Webco mags would be the best- (pricey). Femco heavy duty raised dimple chrome 20 inch or CMC. Very similar and probably most correct.


----------



## mongeese (Feb 5, 2015)

https://www.youtube.com/watch?v=RJWN21b7S7Q


----------



## bikesnbuses (Feb 5, 2015)

Thats awesome!If you ever wanna sell it let me know...


----------



## mongeese (Feb 5, 2015)

Bikesnbuses try to contact me. I have stuff you are looking for. I am new here and have not received any messages.


----------



## jayrev67 (Feb 8, 2015)

barracuda said:


> Had this little bike for a long time.

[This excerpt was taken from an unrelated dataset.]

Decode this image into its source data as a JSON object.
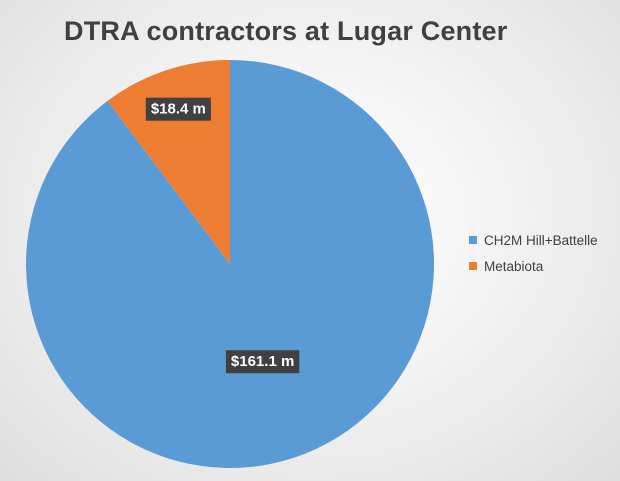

I'm guessing this is a BRC frame, but I'm not really sure. I'm sorta keeping an eye out for parts on it, but I'm wondering what some correct wheels might be. Any ideas? What about cranks? I've never built a BMX bike before.
> 
> View attachment 195138
> 
> ...




Very Cool! These were 1/3 Motorcycle, 1/3 Schwinn Stingray, 1/3 BMX in terms of bike evolution. You have lots of cool options. A pair of BMX Cruiser bars or motorcycle bars, clamps froma Mongoose Gold Stem or Win Double Clamp Stem, Euro BB but they are square taper so Sugino cranks arms, seat could be old Messinger quilted or Schinn Messinger BMX or go with a Motocross style seat with a "sissy" bar. Old Schinn Scramblers are readily available and they would make a good base for parts like Femco Wheels with heavy gauge spokes, HTI or KKT Rat Trap Pedals, Seat Posts, Seats, Grips, Etc.


----------



## barracuda (Feb 9, 2015)

Thank you all for the info, very helpful.


----------



## Joe Buffardi (Feb 13, 2015)

Love your bike!


----------